Thursday, March 27, 2014

Amos Oz on nationalism and Zionism

Hey chaverim--I used this text (which we read on kaveret) in a J Street peula about the meaning and complications of a Jewish state/any nation-state based on an identity. For me, this really nicely reflects the challenges of understanding Zionism in the context of nationalism.
This is the place to make my first shocking confession -- others will follow. I think that the nation-state is a tool, an instrument, that is necessary for a return to Zion, but I am not enamored of this instrument. The idea of the nation-state is, in my eyes, “goyim naches” - a gentiles’ delight. I would be more than happy to live in a world composed of dozens of civilizations, each developing in accordance with its own internal rhythm, all cross-pollinating one another, without any one emerging as a nation-state: no flag, no emblem, no passport, no anthem. No nothing. Only spiritual civilizations tied somehow to their lands, without the tools of statehood and without the instruments of war.
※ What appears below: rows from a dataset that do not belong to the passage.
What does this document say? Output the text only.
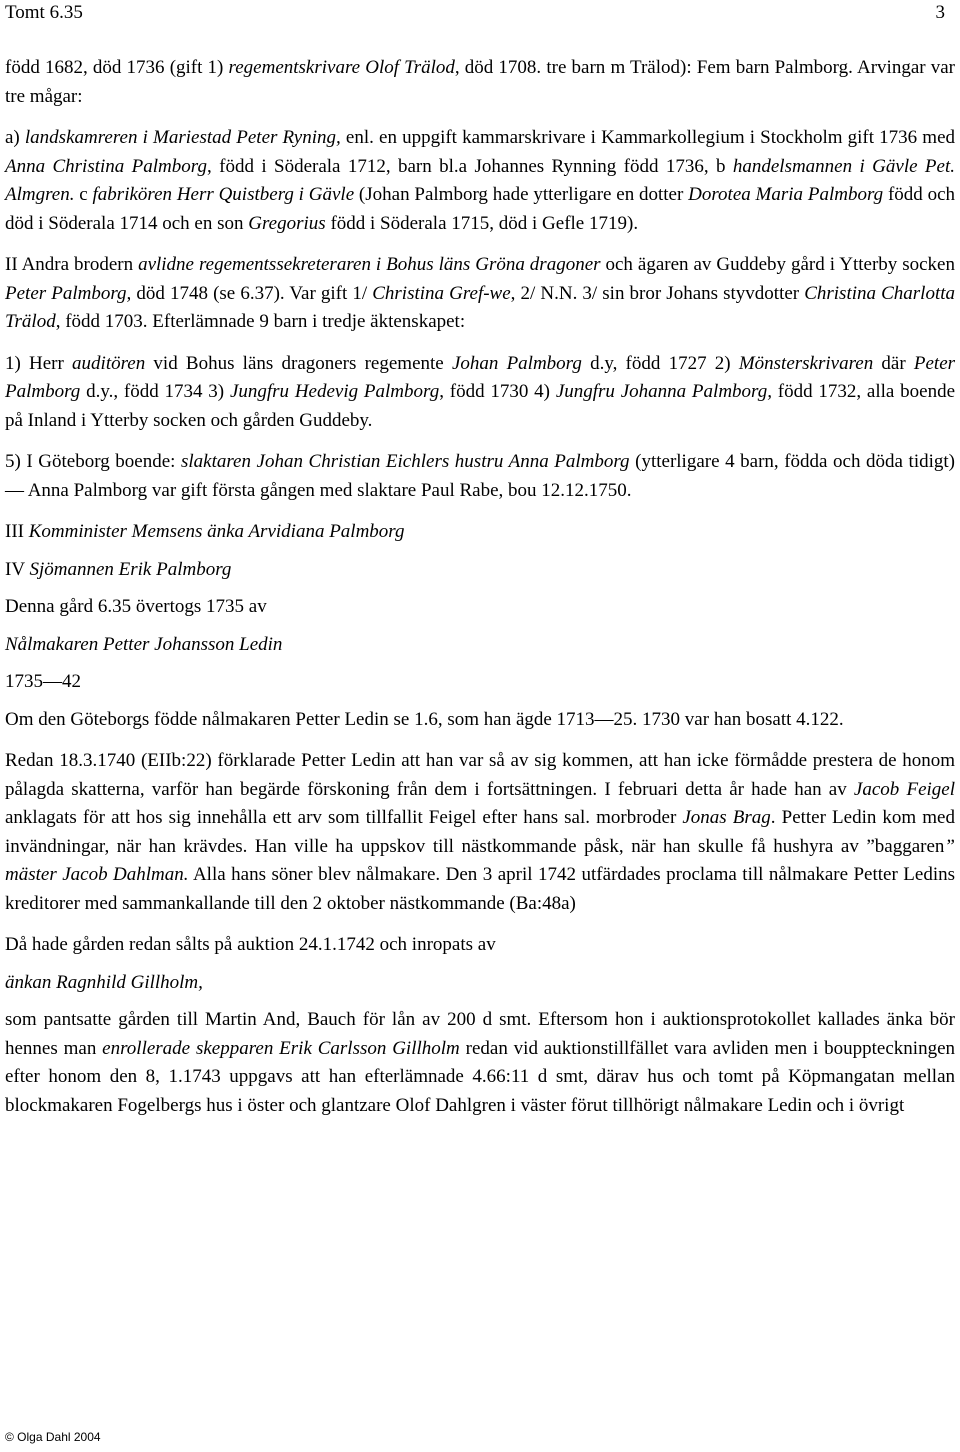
Tomt 6.35	3

född 1682, död 1736 (gift 1) regementskrivare Olof Trälod, död 1708. tre barn m Trälod): Fem barn Palmborg. Arvingar var tre mågar:

a) landskamreren i Mariestad Peter Ryning, enl. en uppgift kammarskrivare i Kammarkollegium i Stockholm gift 1736 med Anna Christina Palmborg, född i Söderala 1712, barn bl.a Johannes Rynning född 1736, b handelsmannen i Gävle Pet. Almgren. c fabrikören Herr Quistberg i Gävle (Johan Palmborg hade ytterligare en dotter Dorotea Maria Palmborg född och död i Söderala 1714 och en son Gregorius född i Söderala 1715, död i Gefle 1719).

II Andra brodern avlidne regementssekreteraren i Bohus läns Gröna dragoner och ägaren av Guddeby gård i Ytterby socken Peter Palmborg, död 1748 (se 6.37). Var gift 1/ Christina Gref-we, 2/ N.N. 3/ sin bror Johans styvdotter Christina Charlotta Trälod, född 1703. Efterlämnade 9 barn i tredje äktenskapet:

1) Herr auditören vid Bohus läns dragoners regemente Johan Palmborg d.y, född 1727 2) Mönsterskrivaren där Peter Palmborg d.y., född 1734 3) Jungfru Hedevig Palmborg, född 1730 4) Jungfru Johanna Palmborg, född 1732, alla boende på Inland i Ytterby socken och gården Guddeby.

5) I Göteborg boende: slaktaren Johan Christian Eichlers hustru Anna Palmborg (ytterligare 4 barn, födda och döda tidigt) — Anna Palmborg var gift första gången med slaktare Paul Rabe, bou 12.12.1750.

III Komminister Memsens änka Arvidiana Palmborg

IV Sjömannen Erik Palmborg

Denna gård 6.35 övertogs 1735 av

Nålmakaren Petter Johansson Ledin

1735—42

Om den Göteborgs födde nålmakaren Petter Ledin se 1.6, som han ägde 1713—25. 1730 var han bosatt 4.122.

Redan 18.3.1740 (EIIb:22) förklarade Petter Ledin att han var så av sig kommen, att han icke förmådde prestera de honom pålagda skatterna, varför han begärde förskoning från dem i fortsättningen. I februari detta år hade han av Jacob Feigel anklagats för att hos sig innehålla ett arv som tillfallit Feigel efter hans sal. morbroder Jonas Brag. Petter Ledin kom med invändningar, när han krävdes. Han ville ha uppskov till nästkommande påsk, när han skulle få hushyra av ”baggaren” mäster Jacob Dahlman. Alla hans söner blev nålmakare. Den 3 april 1742 utfärdades proclama till nålmakare Petter Ledins kreditorer med sammankallande till den 2 oktober nästkommande (Ba:48a)

Då hade gården redan sålts på auktion 24.1.1742 och inropats av

änkan Ragnhild Gillholm,

som pantsatte gården till Martin And, Bauch för lån av 200 d smt. Eftersom hon i auktionsprotokollet kallades änka bör hennes man enrollerade skepparen Erik Carlsson Gillholm redan vid auktionstillfället vara avliden men i bouppteckningen efter honom den 8, 1.1743 uppgavs att han efterlämnade 4.66:11 d smt, därav hus och tomt på Köpmangatan mellan blockmakaren Fogelbergs hus i öster och glantzare Olof Dahlgren i väster förut tillhörigt nålmakare Ledin och i övrigt

© Olga Dahl 2004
But the Jewish people has already staged a long-running one-man show of that sort. The international audience sometimes applauded, sometimes threw stones, and occasionally slaughtered the actor. No one joined us; no one copied the model the Jews were forced to sustain for two thousand years, the model of a civilization without the “tools of statehood.” For me this drama ended with the murder of Europe’s Jews by Hitler. And I am forced to take it upon myself to play the “game of nations,” with all the tools of statehood, even though it causes me to feel (as George Steiner) like an old man in a kindergarten. To play the game with an emblem, and a flag and a passport and an army, and even war, provided that such war is an absolute existential necessity. I accept those rules of the game because existence without the tools of statehood is a matter of mortal danger, but I accept them only up to this point. To take pride in these tools of statehood? To worship these toys? To crow about them? Not I. If we must maintain these tools, including the instruments of death, it must be not only with glee but with wisdom as well. I would say with no glee at all, only with wisdom--and with caution. Nationalism itself is, in my eyes, the curse of mankind.